Here’s how to perform each of these tests in R:
1. Chi-Square Test for Independence
You can use the chisq.test()
function to test whether two categorical variables are independent. This test is often applied to a contingency table.
Example:
Suppose we have a 2×2 contingency table:
Male | Female | |
---|---|---|
Yes | 30 | 20 |
No | 10 | 40 |
# Create a contingency table
data <- matrix(c(30, 20, 10, 40), nrow = 2, byrow = TRUE)
# Assign row and column names
dimnames(data) <- list("Response" = c("Yes", "No"), "Gender" = c("Male", "Female"))
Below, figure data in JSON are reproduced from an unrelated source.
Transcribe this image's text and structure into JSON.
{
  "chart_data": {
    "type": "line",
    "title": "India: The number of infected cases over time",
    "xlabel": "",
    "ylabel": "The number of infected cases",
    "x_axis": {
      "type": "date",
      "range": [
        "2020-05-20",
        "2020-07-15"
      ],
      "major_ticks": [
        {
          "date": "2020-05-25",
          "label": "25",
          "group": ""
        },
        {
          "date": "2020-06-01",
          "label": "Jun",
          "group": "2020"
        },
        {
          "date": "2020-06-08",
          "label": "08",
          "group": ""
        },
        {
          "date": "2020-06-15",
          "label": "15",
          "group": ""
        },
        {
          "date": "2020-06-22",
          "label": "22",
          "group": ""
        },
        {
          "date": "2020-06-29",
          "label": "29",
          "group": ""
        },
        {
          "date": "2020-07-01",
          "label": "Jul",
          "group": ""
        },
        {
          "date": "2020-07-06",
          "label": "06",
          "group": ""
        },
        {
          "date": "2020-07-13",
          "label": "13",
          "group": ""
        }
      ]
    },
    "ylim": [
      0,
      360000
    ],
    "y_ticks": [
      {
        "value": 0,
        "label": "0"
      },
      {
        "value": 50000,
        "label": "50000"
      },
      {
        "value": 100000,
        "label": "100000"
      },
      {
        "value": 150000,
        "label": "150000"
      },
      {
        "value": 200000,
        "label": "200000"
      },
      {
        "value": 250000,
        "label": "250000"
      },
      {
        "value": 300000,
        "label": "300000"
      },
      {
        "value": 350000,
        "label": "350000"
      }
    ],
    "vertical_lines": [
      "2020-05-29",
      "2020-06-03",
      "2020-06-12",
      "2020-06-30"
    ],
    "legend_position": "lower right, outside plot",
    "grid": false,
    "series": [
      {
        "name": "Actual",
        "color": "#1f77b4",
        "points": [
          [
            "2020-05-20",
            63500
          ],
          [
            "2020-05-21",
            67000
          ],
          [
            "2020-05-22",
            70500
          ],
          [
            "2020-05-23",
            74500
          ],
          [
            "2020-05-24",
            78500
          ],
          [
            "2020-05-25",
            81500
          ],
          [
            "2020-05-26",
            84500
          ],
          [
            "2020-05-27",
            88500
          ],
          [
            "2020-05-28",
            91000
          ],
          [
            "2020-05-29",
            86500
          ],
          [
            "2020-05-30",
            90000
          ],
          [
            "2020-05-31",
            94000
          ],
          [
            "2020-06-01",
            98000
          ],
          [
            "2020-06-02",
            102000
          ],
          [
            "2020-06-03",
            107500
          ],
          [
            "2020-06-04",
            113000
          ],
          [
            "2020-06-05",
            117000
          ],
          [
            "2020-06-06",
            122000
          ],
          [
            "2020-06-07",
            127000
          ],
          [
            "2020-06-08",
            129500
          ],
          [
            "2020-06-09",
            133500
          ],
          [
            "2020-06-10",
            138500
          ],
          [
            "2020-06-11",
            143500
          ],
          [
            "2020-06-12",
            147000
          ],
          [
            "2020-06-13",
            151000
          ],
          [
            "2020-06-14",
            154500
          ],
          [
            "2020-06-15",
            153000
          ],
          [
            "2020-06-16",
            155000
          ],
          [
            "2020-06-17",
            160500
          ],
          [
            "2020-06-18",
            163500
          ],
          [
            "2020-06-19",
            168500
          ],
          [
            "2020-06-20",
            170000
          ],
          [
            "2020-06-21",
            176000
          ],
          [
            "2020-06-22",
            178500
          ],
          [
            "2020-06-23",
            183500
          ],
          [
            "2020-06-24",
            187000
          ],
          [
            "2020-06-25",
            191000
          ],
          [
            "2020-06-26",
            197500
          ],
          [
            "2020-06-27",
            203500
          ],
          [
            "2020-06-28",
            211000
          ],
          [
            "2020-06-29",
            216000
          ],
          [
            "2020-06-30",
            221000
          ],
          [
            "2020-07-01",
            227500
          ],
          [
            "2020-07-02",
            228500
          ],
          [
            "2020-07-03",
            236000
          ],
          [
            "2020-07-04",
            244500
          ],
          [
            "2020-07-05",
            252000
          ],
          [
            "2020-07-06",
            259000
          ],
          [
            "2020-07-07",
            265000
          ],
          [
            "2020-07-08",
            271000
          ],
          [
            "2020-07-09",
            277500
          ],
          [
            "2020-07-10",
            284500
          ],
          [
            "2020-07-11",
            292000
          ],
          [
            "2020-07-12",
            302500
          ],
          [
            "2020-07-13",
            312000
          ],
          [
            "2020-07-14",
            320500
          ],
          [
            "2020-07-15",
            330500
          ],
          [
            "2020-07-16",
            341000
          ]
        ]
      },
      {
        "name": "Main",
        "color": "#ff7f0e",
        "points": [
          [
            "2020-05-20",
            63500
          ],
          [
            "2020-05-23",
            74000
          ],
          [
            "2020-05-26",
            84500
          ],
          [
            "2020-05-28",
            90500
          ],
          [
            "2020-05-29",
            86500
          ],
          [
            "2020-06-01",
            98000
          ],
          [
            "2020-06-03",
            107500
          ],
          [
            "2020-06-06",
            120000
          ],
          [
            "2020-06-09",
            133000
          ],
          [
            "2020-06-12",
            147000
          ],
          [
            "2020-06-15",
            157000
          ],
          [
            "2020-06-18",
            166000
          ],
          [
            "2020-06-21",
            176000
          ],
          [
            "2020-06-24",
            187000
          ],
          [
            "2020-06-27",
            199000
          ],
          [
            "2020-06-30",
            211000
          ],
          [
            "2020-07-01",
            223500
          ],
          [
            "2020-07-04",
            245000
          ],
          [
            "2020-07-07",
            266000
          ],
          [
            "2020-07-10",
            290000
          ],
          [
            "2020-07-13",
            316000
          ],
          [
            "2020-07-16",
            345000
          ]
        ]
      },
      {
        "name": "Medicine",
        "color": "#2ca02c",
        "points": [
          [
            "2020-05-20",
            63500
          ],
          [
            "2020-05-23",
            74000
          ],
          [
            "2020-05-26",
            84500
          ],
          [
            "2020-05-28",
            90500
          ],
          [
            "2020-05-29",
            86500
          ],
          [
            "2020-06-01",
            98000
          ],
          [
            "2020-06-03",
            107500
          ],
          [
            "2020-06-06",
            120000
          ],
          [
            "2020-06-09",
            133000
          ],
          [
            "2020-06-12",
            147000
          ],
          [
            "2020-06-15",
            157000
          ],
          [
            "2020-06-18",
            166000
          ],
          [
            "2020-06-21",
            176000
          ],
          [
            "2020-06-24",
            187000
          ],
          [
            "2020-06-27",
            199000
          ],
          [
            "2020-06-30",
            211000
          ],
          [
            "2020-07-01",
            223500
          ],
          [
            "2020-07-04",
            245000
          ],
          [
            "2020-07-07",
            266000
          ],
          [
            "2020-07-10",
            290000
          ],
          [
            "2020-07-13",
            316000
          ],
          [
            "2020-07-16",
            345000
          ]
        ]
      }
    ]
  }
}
# Perform Chi-Square Test for Independence
result <- chisq.test(data)
# View the result
print(result)
Output interpretation:
p-value
: If the p-value is less than 0.05, we reject the null hypothesis and conclude that there is a significant association between the two categorical variables.X-squared
: The test statistic.df
: Degrees of freedom.
2. Chi-Square Goodness of Fit Test
This test checks if the observed distribution matches an expected distribution. For example, testing if a dice is fair.
Example:
If you roll a dice 60 times and get the following counts:
- 1: 12 times
- 2: 10 times
- 3: 8 times
- 4: 15 times
- 5: 7 times
- 6: 8 times
We expect each number to appear 10 times (since a fair die has 6 sides and 60 rolls).
# Observed frequencies
observed <- c(12, 10, 8, 15, 7, 8)
# Expected frequencies (for a fair dice, each face should appear 10 times)
expected <- rep(10, 6)
# Perform Chi-Square Goodness of Fit Test
result <- chisq.test(observed, p = expected / sum(expected))
# View the result
print(result)
Output interpretation:
p-value
: If the p-value is less than 0.05, the observed data significantly deviates from the expected distribution.X-squared
: The test statistic.df
: Degrees of freedom (usually the number of categories minus 1).
Additional Notes:
- Assumptions: The Chi-Square test assumes that the expected frequency in each cell is large enough (typically ≥ 5) to ensure the validity of the approximation.
- Warnings: If your data doesn’t meet the assumptions (e.g., small expected counts), consider using Fisher’s Exact Test for smaller sample sizes.